Fathers can sometimes feel that the mother is overprotective of her child and institutes all these needless strict regulations and regimes for them which prevent him from bonding with the child and make him feel like a bit of a nuisance. He may resent the mother for portraying him as a danger to his child, when he doesn't believe he could ever possibly do anything to hurt something he loves so much. Your DH may be feeling left out and hurt in a way he can't quite articulate, and this is what is causing his over-defensiveness and selfishness. Be sympathetic to this, reassure him of his status. Don't apologise for his feeling like this (unless you are a generally overprotective mother, I've no way of knowing, and while your post does nothing to imply you are like that, it can happen)

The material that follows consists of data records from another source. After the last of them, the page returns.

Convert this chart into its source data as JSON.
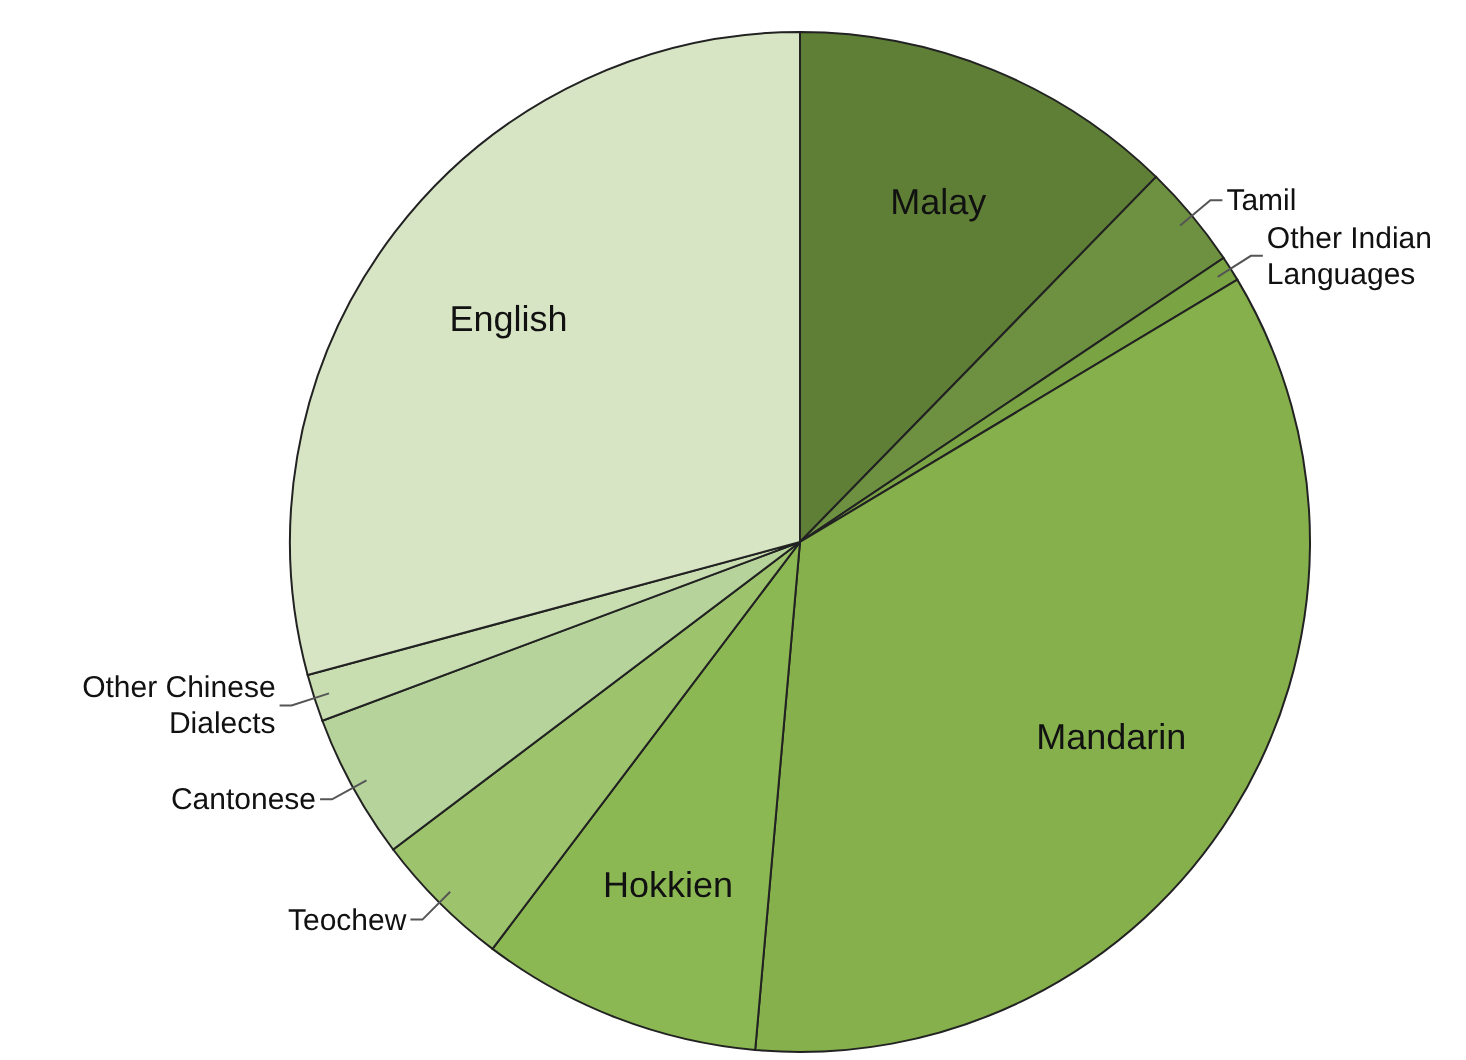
{
  "chart_data": {
    "type": "pie",
    "categories": [
      "Malay",
      "Tamil",
      "Other Indian Languages",
      "Mandarin",
      "Hokkien",
      "Teochew",
      "Cantonese",
      "Other Chinese Dialects",
      "English"
    ],
    "values": [
      12.3,
      3.3,
      0.8,
      35,
      8.9,
      4.4,
      4.6,
      1.5,
      29.2
    ],
    "colors": [
      "#5e7f35",
      "#6d9140",
      "#7aa444",
      "#86b04b",
      "#8cb854",
      "#9dc46c",
      "#b5d39a",
      "#c8deb1",
      "#d7e5c5"
    ],
    "legend": false
  }
}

Share with him your own fears for ever harming your baby through a careless, exhausted moment. Don't make him feel like you think you have all the answers and are training him as an incompetent subordinate, but instead are just sharing a piece of vital information as two people in love on a hazardous journey will naturally together. Praise him on his strengths as a father. Ask him to keep a watchful eye on your alertness if ever you seem drowsy when with the baby on the sofa. Remind him that no parent can ever really know what they're doing, and co-operating and helping each other is vital to your success. Tell him you need him, as a loving partner and responsible father but also as somebody to be scared with.
If I am excusing him partly "because he's a dad", then it's because it's entirely natural and unavoidable that the bloke is going to feel like a bit of a third wheel to some kind of deep bond between a baby and the woman who gestates, and as someone else said, it's something that mums are more likely to know about in most instances due to the extra exposure to warning posters etc.